Annual retrospective data on lingual and hyoid OSA surgeries was obtained from the 2000-2021 Medicare Part B National Summary Datafiles. Current Procedural Terminology (CPT) codes utilized included 21,685 (hyoid myotomy and suspension [HMS]), 41,512 (tongue base suspension [TBS]), 41,530 (radiofrequency ablation of the tongue [RFT]) and 42,870 (lingual tonsillectomy [LT]).

RESULTS

The number of lingual and hyoid OSA surgeries rose 2777 % from 121 in 2000 to 3481 in 2015, before falling 82.9 % to 594 in 2021. Accordingly, Medicare payments rose 17,899 % from an inflation-adjusted $46,958 in 2000 to $8.45 million in 2015, before falling drastically to $341,011 in 2021. As the number of HMSs (2000: 91; 2015: 84; 2021: 165), TBS (2009: 48; 2015: 31; 2021: 16), and LTs (2000: 121; 2015: 261; 2021: 234) only experienced modest changes in utilization, this change was largely driven by RFT (2009: 340; 2015: 3105; 2021: 179). Average Medicare payments for RFT rose from $1110 in 2009 to $2994 in 2015, before falling drastically to $737 in 2021.

CONCLUSION

Lingual and hyoid surgery for OSA has overall fallen in utilization among the Medicare population from 2000 to 2021. However, there was a brief spike in usage, peaking in 2015, driven by the adoption (and then quick dismissal) of RFT. The rise and fall in RFT use coincide with the rise and fall in reimbursement.

摘要

目的

本研究旨在分析阻塞性睡眠呼吸暂停(OSA)中舌骨和舌的手术利用和报销趋势。

方法

从 2000 年至 2021 年 Medicare 第 B 部分国家汇总数据文件中获得舌骨和舌 OSA 手术的年度回顾性数据。

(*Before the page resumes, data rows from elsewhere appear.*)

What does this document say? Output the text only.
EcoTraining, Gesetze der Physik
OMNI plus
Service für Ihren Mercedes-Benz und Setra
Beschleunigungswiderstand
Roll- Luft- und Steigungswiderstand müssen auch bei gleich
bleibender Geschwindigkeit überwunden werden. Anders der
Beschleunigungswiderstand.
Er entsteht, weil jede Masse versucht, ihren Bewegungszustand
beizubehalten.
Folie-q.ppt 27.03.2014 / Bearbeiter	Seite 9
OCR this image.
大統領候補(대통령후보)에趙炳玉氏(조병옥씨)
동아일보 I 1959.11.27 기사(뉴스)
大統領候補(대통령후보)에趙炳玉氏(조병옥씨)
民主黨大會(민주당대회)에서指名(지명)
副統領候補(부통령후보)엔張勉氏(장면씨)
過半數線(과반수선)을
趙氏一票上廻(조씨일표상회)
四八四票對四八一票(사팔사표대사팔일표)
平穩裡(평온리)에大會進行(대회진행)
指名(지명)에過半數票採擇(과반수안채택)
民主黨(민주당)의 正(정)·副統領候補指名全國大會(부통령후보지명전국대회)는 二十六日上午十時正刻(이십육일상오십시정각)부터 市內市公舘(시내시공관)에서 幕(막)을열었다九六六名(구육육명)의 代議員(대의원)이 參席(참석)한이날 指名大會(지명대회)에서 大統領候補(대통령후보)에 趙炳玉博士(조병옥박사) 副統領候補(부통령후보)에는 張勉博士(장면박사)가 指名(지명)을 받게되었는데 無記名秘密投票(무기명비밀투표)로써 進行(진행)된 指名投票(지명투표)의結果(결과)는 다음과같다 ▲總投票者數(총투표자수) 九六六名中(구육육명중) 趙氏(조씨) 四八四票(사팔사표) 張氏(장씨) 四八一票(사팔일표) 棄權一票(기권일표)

使用的当前程序术语(CPT)代码包括 21,685(舌骨肌切开术和悬吊术[HMS])、41,512(舌根悬吊术[TBS])、41,530(舌射频消融术[RFT])和 42,870(舌扁桃体切除术[LT])。

结果

2000 年至 2015 年,舌骨和舌 OSA 手术的数量增加了 2777%,从 121 例增加到 3481 例,然后在 2021 年下降了 82.9%,降至 594 例。相应地,医疗保险支出从 2000 年的 46958 美元(经通胀调整后)增加到 2015 年的 8450 万美元,然后在 2021 年大幅下降至 341011 美元。由于 HMS(2000 年:91;2015 年:84;2021 年:165)、TBS(2009 年:48;2015 年:31;2021 年:16)和 LT(2000 年:121;2015 年:261;2021 年:234)的使用量仅略有变化,因此这种变化主要是由 RFT(2009 年:340;2015 年:3105;2021 年:179)推动的。RFT 的平均医疗保险支出从 2009 年的 1110 美元增加到 2015 年的 2994 美元,然后在 2021 年急剧下降至 737 美元。

结论

2000 年至 2021 年,医疗保险人群中舌骨和舌的 OSA 手术使用率总体呈下降趋势。然而,在 2015 年出现了一个短暂的高峰,这是由于 RFT 的采用(然后迅速被放弃)所致。RFT 使用的增加和减少与报销的增加和减少相吻合。